As the customer base continues to skew younger, luxury hotels will need to keep abreast of the power of social media and how it impacts travelers’ perceptions and buying choices. Ensuring guests have access to engaging, immersive experiential options can encourage enhanced sharing along various platforms.
Luxury hotels will always be a pillar of the hospitality industry. Historically the top-tier properties have enjoyed consistent demand, and they have demonstrated the most resilience during and after periods of geopolitical and economic disturbances. Their continued success will depend upon how nimbly they anticipate and deliver on their guests’ rapidly changing needs and expectations.
Q: What are the most important must-haves that every luxury hotel needs?
TT: The Leading Hotels of the World established its product and service standards through Leading Quality Assurance, a joint venture that conducts anonymous property inspections for the world’s most prestigious hospitality organizations. The detailed 800+ point system is designed to cover all phases of the guest experience, from reservation to check out, including every aspect of the hotel product from reception, to back-of-house. A recent revamping of the standards criteria has strengthened the original system while integrating new, forward-thinking categories.
Serving as the benchmark for the luxury hospitality industry, the meticulous criteria by which we judge and accept our members is periodically reviewed and revised to adapt to the changing landscape and guest expectations. These quality standards are the foundation of our collection, but we also look at many other aspects of a hotel that truly facilitates the connection to the destination that our curious traveler is seeking. It is important that our collection has a certain common link for luxury standards, but we also encourage each hotel to remain distinct in character and authentic to its culture, to tell its own special story.
Q: How much does the occupancy of a hotel go up when it is named a LHW? Do they have to pay anything to bear the name?
TT: While we do drive direct occupancy to our hotels, members benefit from their memberships in many ways as part of a broader global network.
We used to have a fixed membership fee and then a reservation fee, but we are now in the process of completely eliminating all transaction fees and creating a new model that really gets back to the spirit of collaboration.

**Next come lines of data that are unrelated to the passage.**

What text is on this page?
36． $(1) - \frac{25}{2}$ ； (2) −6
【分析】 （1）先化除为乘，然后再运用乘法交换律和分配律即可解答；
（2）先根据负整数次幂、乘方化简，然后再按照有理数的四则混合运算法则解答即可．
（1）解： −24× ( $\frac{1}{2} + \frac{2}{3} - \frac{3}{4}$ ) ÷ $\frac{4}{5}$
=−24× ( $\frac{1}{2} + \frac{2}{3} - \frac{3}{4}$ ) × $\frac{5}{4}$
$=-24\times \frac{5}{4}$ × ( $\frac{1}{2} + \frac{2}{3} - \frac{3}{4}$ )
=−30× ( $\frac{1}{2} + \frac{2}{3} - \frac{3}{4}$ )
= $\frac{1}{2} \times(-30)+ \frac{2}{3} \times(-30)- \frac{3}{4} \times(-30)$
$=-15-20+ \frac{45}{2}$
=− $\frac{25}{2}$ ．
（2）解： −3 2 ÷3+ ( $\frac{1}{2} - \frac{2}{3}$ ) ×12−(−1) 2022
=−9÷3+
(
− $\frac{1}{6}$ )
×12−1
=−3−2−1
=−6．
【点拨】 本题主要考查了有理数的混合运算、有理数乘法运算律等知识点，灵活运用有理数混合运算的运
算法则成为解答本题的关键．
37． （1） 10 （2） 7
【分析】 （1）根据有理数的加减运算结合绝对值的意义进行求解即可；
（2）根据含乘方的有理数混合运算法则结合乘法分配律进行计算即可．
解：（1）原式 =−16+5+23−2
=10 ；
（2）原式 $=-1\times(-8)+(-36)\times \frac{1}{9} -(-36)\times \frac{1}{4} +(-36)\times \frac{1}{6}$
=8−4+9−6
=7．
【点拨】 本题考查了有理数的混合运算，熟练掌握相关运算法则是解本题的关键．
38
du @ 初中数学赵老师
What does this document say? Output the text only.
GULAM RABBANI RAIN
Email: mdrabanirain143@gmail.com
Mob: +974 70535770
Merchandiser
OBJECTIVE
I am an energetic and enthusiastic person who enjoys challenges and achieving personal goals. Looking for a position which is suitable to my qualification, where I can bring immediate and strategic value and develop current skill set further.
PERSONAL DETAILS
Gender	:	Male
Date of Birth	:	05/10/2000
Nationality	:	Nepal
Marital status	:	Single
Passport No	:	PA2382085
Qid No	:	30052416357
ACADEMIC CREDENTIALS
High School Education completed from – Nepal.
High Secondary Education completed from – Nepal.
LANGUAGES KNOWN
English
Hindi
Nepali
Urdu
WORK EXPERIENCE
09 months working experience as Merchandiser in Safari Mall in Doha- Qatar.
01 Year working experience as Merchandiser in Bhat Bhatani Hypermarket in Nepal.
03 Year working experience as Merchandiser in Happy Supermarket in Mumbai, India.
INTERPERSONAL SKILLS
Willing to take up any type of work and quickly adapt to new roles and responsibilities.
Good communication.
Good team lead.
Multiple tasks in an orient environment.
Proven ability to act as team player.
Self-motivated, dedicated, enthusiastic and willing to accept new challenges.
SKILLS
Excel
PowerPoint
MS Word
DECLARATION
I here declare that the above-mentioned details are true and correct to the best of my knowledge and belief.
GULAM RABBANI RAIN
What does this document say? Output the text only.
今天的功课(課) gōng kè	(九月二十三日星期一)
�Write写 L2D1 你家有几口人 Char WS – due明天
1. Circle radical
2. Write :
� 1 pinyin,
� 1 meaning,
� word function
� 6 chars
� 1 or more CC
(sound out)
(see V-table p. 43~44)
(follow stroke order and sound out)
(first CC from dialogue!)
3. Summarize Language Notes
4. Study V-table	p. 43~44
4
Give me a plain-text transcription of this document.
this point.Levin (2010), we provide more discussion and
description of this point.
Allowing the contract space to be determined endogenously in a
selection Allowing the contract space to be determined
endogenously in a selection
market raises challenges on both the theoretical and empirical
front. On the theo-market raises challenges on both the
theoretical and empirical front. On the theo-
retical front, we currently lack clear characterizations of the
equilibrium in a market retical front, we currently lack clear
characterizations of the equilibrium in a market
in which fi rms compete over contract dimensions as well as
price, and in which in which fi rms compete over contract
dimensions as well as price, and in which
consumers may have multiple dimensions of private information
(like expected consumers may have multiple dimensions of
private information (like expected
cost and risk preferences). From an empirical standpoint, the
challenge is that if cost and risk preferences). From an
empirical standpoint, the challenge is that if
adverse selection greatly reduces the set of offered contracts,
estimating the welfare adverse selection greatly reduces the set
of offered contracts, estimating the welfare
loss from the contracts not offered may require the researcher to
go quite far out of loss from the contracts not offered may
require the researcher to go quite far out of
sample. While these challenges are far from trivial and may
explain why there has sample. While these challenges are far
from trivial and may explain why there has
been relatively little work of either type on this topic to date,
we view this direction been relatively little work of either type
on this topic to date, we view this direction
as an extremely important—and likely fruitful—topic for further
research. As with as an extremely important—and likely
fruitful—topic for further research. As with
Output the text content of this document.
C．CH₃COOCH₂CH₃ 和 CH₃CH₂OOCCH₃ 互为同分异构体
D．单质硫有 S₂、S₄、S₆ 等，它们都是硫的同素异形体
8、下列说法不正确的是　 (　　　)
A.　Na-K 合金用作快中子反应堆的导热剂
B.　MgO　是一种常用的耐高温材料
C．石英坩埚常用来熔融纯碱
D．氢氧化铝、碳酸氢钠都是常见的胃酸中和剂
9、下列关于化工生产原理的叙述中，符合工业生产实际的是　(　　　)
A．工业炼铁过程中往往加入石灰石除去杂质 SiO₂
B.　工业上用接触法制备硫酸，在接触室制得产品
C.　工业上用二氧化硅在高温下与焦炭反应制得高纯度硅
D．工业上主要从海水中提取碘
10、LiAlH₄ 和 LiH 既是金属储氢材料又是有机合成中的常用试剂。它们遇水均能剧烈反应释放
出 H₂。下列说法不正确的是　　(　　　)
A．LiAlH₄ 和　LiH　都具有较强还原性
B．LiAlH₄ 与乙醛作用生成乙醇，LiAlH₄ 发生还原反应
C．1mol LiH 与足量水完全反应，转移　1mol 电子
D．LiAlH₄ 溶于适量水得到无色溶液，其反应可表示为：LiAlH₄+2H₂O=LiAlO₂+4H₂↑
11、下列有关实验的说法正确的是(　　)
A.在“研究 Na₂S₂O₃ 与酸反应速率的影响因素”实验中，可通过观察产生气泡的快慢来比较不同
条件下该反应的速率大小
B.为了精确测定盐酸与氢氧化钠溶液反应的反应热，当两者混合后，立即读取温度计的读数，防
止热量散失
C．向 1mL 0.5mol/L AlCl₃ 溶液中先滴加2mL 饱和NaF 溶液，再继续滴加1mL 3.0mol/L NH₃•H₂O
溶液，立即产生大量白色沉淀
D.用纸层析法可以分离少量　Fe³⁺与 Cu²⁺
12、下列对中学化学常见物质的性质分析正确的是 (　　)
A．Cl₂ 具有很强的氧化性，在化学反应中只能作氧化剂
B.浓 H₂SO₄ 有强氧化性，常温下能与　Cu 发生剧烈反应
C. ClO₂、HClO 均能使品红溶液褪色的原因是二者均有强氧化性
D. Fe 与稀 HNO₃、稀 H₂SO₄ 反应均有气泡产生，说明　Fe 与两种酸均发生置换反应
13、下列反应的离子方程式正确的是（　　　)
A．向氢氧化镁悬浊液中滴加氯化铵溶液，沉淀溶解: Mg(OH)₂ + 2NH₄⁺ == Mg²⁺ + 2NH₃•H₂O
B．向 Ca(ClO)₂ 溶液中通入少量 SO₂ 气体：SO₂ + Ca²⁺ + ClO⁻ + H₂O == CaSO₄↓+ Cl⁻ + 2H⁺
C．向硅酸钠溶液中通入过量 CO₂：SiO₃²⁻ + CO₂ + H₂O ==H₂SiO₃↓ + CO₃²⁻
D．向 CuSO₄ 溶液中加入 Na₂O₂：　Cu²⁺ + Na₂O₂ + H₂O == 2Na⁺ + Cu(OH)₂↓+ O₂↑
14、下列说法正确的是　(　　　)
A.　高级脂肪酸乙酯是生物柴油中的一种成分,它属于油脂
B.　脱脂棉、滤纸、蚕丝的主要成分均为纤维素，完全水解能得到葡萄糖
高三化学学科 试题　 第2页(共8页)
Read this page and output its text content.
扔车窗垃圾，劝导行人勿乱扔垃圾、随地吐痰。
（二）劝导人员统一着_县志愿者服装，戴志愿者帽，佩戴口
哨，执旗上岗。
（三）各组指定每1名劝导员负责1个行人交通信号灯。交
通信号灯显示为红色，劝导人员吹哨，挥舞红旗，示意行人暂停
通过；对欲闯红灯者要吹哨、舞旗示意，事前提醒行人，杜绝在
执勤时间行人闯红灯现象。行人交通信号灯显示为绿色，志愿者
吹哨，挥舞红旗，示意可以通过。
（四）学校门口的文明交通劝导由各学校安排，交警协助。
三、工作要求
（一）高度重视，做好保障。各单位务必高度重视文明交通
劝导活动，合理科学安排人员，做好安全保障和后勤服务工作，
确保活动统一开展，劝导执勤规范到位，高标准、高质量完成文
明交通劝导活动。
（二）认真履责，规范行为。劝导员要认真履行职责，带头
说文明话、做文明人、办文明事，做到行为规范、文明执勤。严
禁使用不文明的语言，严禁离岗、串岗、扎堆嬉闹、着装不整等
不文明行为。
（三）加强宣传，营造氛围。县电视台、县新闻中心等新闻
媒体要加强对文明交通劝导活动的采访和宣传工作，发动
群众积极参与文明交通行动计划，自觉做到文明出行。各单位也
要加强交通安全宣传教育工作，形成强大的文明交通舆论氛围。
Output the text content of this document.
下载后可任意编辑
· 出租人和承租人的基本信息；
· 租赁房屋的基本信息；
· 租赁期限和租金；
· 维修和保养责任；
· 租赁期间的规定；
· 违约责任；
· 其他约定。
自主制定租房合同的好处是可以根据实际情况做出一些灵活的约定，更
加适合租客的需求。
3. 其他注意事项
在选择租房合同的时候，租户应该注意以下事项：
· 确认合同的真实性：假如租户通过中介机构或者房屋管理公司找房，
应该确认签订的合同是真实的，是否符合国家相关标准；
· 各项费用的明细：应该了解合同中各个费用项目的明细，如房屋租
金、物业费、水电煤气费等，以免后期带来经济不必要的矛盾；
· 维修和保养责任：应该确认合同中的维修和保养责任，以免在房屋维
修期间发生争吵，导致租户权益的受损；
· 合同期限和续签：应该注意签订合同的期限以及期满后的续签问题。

Q: How much do you have to travel and what are your tips for travelling and staying sane?
TT: When travelling, I enjoy getting to know the city or destination that I am in and one of the best ways to do that within the hotel is staying in a room with a balcony. Another tip is to stay at the end of the corridor to avoid the noise of people walking by. Since I am usually working while traveling, a room with some sitting area, so I can sit and read is a must along with a full-length closet, so I can hang my pants by the cuff.